Applicant v National Sporting Body

A dispute between the Applicant and the National Sporting Body, the Applicant disputing the breach notice following an investigation into alleged breaches of the Code of Conduct and Safeguarding Children and Young People Policy.

Downloads

Applicant v National Sporting Body

Matter number:
NST- E24-400771
Date of decision:
Dispute type:
Disciplinary dispute
Dispute resolution method:
Arbitration
Description:

The National Sporting Body investigated Complaints made against the Applicant. If the Complaints were to be substantiated by the investigators, the conduct would amount to Prohibited Conduct under both the Code of Conduct and Safeguarding Children and Young People Policy.

The National Sporting Body investigated the Complaints, having received correspondence from State Police who had cautioned the Applicant for the conduct, and having interviewed the Applicant and provided him with an opportunity to submit further material in writing. 

The National Sporting Body found that the Applicant had breached both policies and sanctioned the Applicant. The Applicant disputed the findings and sanction, and the dispute was referred to the National Sports Tribunal for arbitration.

The parties entered into an arbitration agreement, with the issue in dispute being the sanction.

The Tribunal considers that whilst the proceedings are concerned with the sanctions proposed by the Breach Notice, the sanctions are inextricably bound with the facts upon which those sanctions are based including those disclosed in the Breach Notice. Therefore, any examination of the proposed sanctions must, of necessity in this case, require a consideration of the facts and circumstances upon which the National Sporting Body relied in arriving at its proposed sanction including, as the Applicant contents, whether he was afforded procedural fairness.

Acting in accordance with the dictates of procedural fairness, the National Sporting Body should have raised the particulars of the facts that ground their assertion apart from a reference to the caution itself. These particulars should have been put to the Applicant prior to issuing the Breach Notice and he should have been provided with an opportunity to respond.

As the authorities make plain, a component of the content of a fair hearing is that the person whose interest will be affected is to be notified of the charge or allegation. In the absence of sufficient particulars of the charge or allegation, or the grounds upon which it is based, it is not possible to understand the nature of the allegation so as to prepare a response to it. It is especially important in disciplinary proceedings that particulars of the charge be provided.

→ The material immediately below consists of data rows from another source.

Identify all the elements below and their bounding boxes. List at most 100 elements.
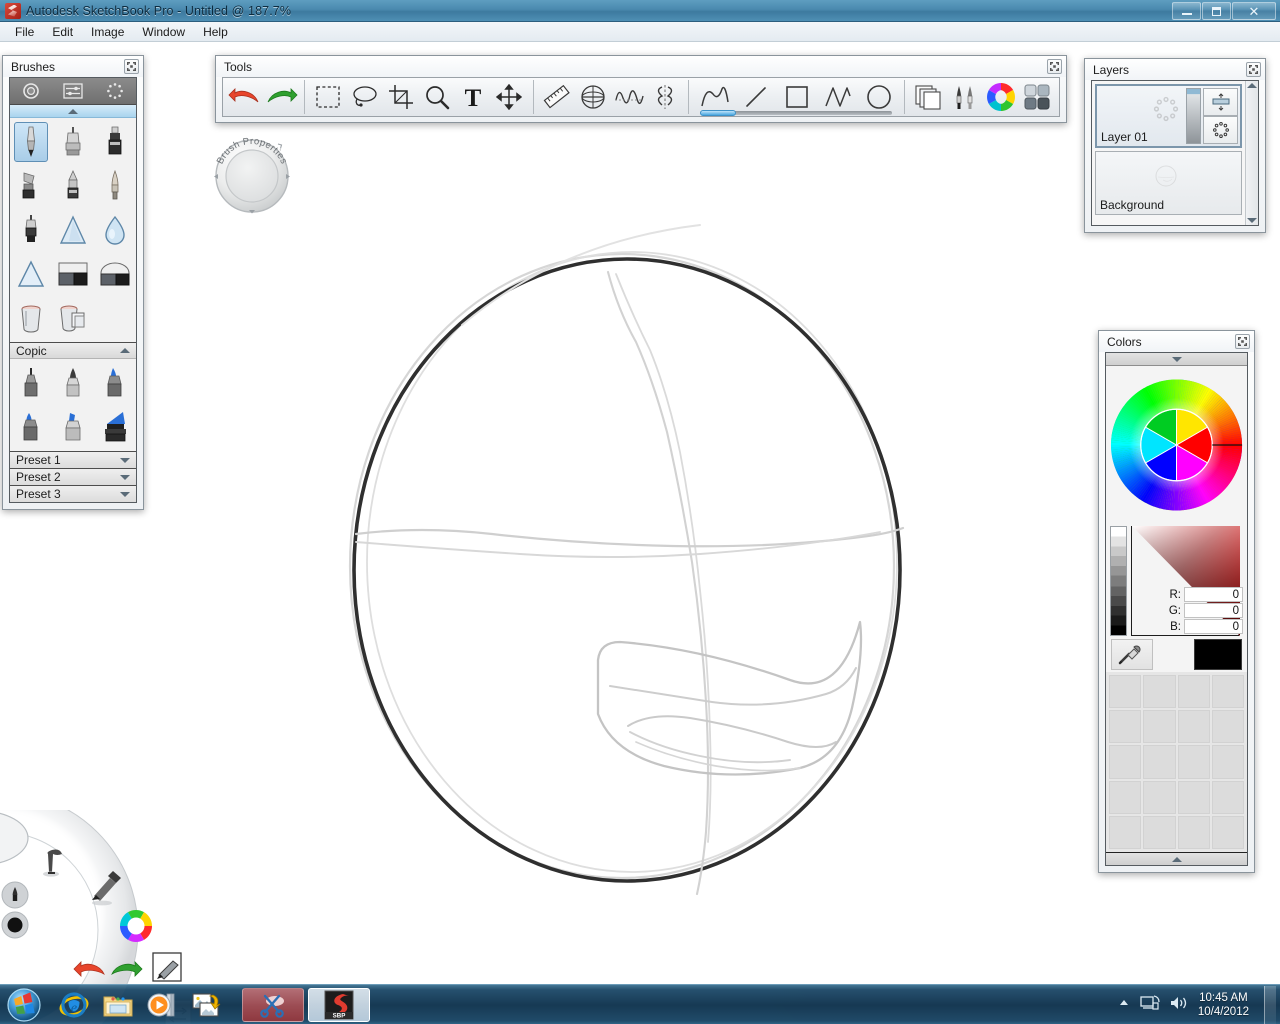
color-swatch[interactable]: [1143, 710, 1176, 744]
rgb-red-value[interactable]: 0: [1184, 587, 1243, 602]
ruler-tool[interactable]: [539, 79, 575, 115]
network-icon[interactable]: [1140, 994, 1160, 1015]
windows-explorer-icon[interactable]: [100, 988, 136, 1022]
brushes-close-icon[interactable]: [124, 59, 139, 74]
lagoon-tools-puck[interactable]: [43, 849, 62, 877]
brush-water-drop-a[interactable]: [52, 208, 94, 252]
brush-pencil[interactable]: [10, 120, 52, 164]
colors-top-collapse-bar[interactable]: [1106, 353, 1247, 366]
copic-marker-blue-nib[interactable]: [94, 361, 136, 405]
brush-soft-pen[interactable]: [94, 164, 136, 208]
brush-round-eraser[interactable]: [94, 252, 136, 296]
brush-chisel-marker[interactable]: [52, 164, 94, 208]
scroll-up-icon[interactable]: [1247, 83, 1257, 88]
colors-close-icon[interactable]: [1235, 334, 1250, 349]
tools-close-icon[interactable]: [1047, 59, 1062, 74]
ellipse-guide-tool[interactable]: [575, 79, 611, 115]
layers-close-icon[interactable]: [1246, 62, 1261, 77]
crop-tool[interactable]: [383, 79, 419, 115]
sketchbook-pro-task[interactable]: SBP: [308, 987, 370, 1022]
french-curve-tool[interactable]: [611, 79, 647, 115]
layer-blend-mode-button[interactable]: [1203, 88, 1238, 116]
color-swatch[interactable]: [1177, 780, 1210, 814]
color-swatch[interactable]: [1109, 675, 1142, 709]
color-swatch[interactable]: [1109, 815, 1142, 849]
lagoon-color-wheel[interactable]: [120, 909, 152, 943]
undo-tool[interactable]: [227, 79, 263, 115]
colors-panel-tool[interactable]: [983, 79, 1019, 115]
image-converter-icon[interactable]: [188, 988, 224, 1022]
brush-water-drop[interactable]: [94, 208, 136, 252]
layers-panel-tool[interactable]: [910, 79, 946, 115]
copic-fine-nib[interactable]: [10, 361, 52, 405]
current-color-swatch[interactable]: [1194, 638, 1242, 670]
brush-properties-puck[interactable]: Brush Properties: [208, 130, 296, 218]
brush-flat[interactable]: [10, 164, 52, 208]
rectangle-select-tool[interactable]: [310, 79, 346, 115]
brush-soft-eraser[interactable]: [10, 208, 52, 252]
grayscale-ramp[interactable]: [1110, 526, 1127, 636]
lagoon-current-color[interactable]: [1, 911, 29, 939]
layers-palette-header[interactable]: Layers: [1085, 59, 1265, 80]
layer-row[interactable]: Layer 01: [1095, 84, 1242, 148]
color-swatch[interactable]: [1109, 780, 1142, 814]
windows-start-orb[interactable]: [2, 987, 46, 1023]
brushes-palette-header[interactable]: Brushes: [3, 56, 143, 77]
layer-options-button[interactable]: [1203, 116, 1238, 144]
copic-marker-chisel[interactable]: [52, 405, 94, 449]
brush-blend[interactable]: [10, 252, 52, 296]
show-hidden-icons-arrow[interactable]: [1117, 996, 1131, 1013]
lagoon-current-brush[interactable]: [1, 881, 29, 909]
volume-icon[interactable]: [1169, 994, 1189, 1015]
preset-2-header[interactable]: Preset 2: [10, 468, 136, 485]
lagoon-layers[interactable]: [152, 952, 182, 982]
color-wheel[interactable]: [1106, 370, 1247, 520]
close-button[interactable]: ✕: [1232, 2, 1276, 20]
brush-marker[interactable]: [94, 120, 136, 164]
color-swatch[interactable]: [1143, 675, 1176, 709]
menu-image[interactable]: Image: [82, 23, 133, 41]
color-swatch[interactable]: [1211, 815, 1244, 849]
menu-window[interactable]: Window: [133, 23, 194, 41]
zoom-tool[interactable]: [419, 79, 455, 115]
lasso-select-tool[interactable]: [347, 79, 383, 115]
minimize-button[interactable]: [1172, 2, 1201, 20]
brush-preview-icon[interactable]: [10, 78, 52, 104]
color-swatch[interactable]: [1211, 780, 1244, 814]
color-swatch[interactable]: [1109, 710, 1142, 744]
rgb-blue-value[interactable]: 0: [1184, 619, 1243, 634]
symmetry-tool[interactable]: [647, 79, 683, 115]
maximize-button[interactable]: [1202, 2, 1231, 20]
color-swatch[interactable]: [1177, 745, 1210, 779]
brushes-panel-tool[interactable]: [946, 79, 982, 115]
brush-airbrush[interactable]: [52, 120, 94, 164]
color-swatch[interactable]: [1177, 710, 1210, 744]
move-tool[interactable]: [491, 79, 527, 115]
show-desktop-button[interactable]: [1264, 985, 1276, 1024]
menu-help[interactable]: Help: [194, 23, 237, 41]
slider-thumb[interactable]: [700, 110, 737, 116]
rgb-green-value[interactable]: 0: [1184, 603, 1243, 618]
brush-paint-bucket-layer[interactable]: [52, 296, 94, 340]
scroll-down-icon[interactable]: [1247, 218, 1257, 223]
layers-scrollbar[interactable]: [1245, 81, 1258, 225]
internet-explorer-icon[interactable]: e: [56, 988, 92, 1022]
colors-palette-header[interactable]: Colors: [1099, 331, 1254, 352]
copic-marker-wide[interactable]: [94, 405, 136, 449]
brush-sliders-icon[interactable]: [52, 78, 94, 104]
color-swatch[interactable]: [1143, 780, 1176, 814]
menu-edit[interactable]: Edit: [43, 23, 82, 41]
copic-section-header[interactable]: Copic: [10, 342, 136, 359]
color-swatch[interactable]: [1177, 815, 1210, 849]
color-swatch[interactable]: [1177, 675, 1210, 709]
brush-dotted-ring-icon[interactable]: [94, 78, 136, 104]
text-tool[interactable]: T: [455, 79, 491, 115]
color-swatch[interactable]: [1109, 745, 1142, 779]
brush-paint-bucket[interactable]: [10, 296, 52, 340]
copic-marker-small[interactable]: [10, 405, 52, 449]
color-swatch[interactable]: [1211, 675, 1244, 709]
windows-media-player-icon[interactable]: [144, 988, 180, 1022]
color-swatch[interactable]: [1143, 815, 1176, 849]
copic-brush-nib[interactable]: [52, 361, 94, 405]
layer-row[interactable]: Background: [1095, 151, 1242, 215]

The National Sporting Body’s failure to do so comprised a denial of procedural fairness with the consequence that the decision-making process fundamentally miscarried. That failure is a jurisdictional error depriving the decision manifested in the Breach Notice of any validity. Ordinarily there is no discretion to refuse relief where there is a breach of procedural fairness.

The Tribunal finds that the National Sporting Body did not afford the Applicant procedural fairness in arriving at its decision as evidence by the Breach Notice, that it therefore had no jurisdiction to make that decision, it is not valid and should be set aside.